Two essential elements of medical practice—patient privacy and the patient-physician relationship—are at stake in a case before a federal appeals court that involves a state prescription drug monitoring program (PDMP) and surveillance by the U.S. Drug Enforcement Administration (DEA).
The issue in question is whether the DEA as a law enforcement agency has the right to access sensitive patient data without probable cause. PDMPs collect patient prescription data to be used by doctors and pharmacists for responsible treatment and prescription practices. Allowing unfettered access to such information could dramatically affect physicians’ ability to prescribe the medications their patients need and limit the role of the PDMP to allow physicians to identify other prescriptions the patient has had which can enable more informed decisions about the patient’s medical needs.
In this case, a federal magistrate judge ruled the DEA could enforce a subpoena against the Oregon PDMP that allowed disclosure of protected health information without patients’ informed consent. The Litigation Center of the AMA and State Medical Societies and the Oregon Medical Association earlier this month filed an amicus brief in support of the Oregon PDMP and the American Civil Liberties Union of Oregon, which intervened in the case.
“PDMPs were enacted by states nationwide principally to focus on the efficacious provision of health care and public health, not enhancement of federal law enforcement,” the brief said.

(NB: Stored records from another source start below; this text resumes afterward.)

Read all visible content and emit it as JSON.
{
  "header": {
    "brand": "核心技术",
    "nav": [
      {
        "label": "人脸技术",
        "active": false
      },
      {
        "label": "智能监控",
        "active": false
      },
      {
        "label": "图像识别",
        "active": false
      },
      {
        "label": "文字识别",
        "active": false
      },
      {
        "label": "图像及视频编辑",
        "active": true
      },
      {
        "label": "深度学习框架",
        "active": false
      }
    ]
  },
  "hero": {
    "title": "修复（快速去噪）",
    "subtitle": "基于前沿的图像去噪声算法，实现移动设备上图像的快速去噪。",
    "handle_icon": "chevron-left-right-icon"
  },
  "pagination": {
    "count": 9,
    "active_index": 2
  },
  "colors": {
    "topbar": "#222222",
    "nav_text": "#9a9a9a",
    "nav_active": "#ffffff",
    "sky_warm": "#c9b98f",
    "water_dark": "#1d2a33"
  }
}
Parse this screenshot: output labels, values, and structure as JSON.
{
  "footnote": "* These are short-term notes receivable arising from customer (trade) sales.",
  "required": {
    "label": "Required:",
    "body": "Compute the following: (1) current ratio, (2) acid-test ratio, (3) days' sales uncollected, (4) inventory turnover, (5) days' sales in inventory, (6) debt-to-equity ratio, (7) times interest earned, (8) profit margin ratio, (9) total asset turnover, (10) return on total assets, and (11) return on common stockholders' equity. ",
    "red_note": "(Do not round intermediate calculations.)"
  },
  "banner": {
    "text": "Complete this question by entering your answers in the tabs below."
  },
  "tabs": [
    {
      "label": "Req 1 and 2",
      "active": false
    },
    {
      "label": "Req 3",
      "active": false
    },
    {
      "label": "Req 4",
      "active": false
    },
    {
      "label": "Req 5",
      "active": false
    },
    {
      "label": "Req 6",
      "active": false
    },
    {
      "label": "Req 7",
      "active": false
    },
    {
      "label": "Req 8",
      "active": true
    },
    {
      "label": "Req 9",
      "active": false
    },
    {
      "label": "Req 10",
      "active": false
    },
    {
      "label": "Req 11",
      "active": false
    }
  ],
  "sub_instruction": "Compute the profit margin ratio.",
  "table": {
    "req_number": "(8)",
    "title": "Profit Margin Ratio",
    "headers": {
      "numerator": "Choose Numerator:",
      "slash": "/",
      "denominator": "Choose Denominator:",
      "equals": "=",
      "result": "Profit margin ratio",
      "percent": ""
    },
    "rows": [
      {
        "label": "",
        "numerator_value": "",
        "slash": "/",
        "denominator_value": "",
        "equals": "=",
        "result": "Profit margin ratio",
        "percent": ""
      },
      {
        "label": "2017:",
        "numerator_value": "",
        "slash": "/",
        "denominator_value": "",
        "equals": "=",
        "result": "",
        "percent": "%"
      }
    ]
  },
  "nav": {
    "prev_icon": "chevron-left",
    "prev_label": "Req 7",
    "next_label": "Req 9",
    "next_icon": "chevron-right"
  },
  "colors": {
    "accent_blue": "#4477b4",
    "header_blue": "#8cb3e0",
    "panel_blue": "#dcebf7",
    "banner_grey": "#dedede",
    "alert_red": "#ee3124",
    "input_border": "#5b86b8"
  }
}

By asserting a right to PDMP data without probable cause or judicial oversight, the DEA is taking improper advantage of the health care data system and undermining the purpose of the PDMP, the brief said.
Allowing the DEA access to the PDMP undermines the integrity and confidentiality of the patient-physician relationship, the brief said. In addition, physicians’ privacy is placed in the balance.
“Physicians who treat individuals or populations with pronounced need for pain medications, for example, may feel compromised in their ability to prescribe for fear of unsupervised law enforcement access to those patient prescription records,” the brief said.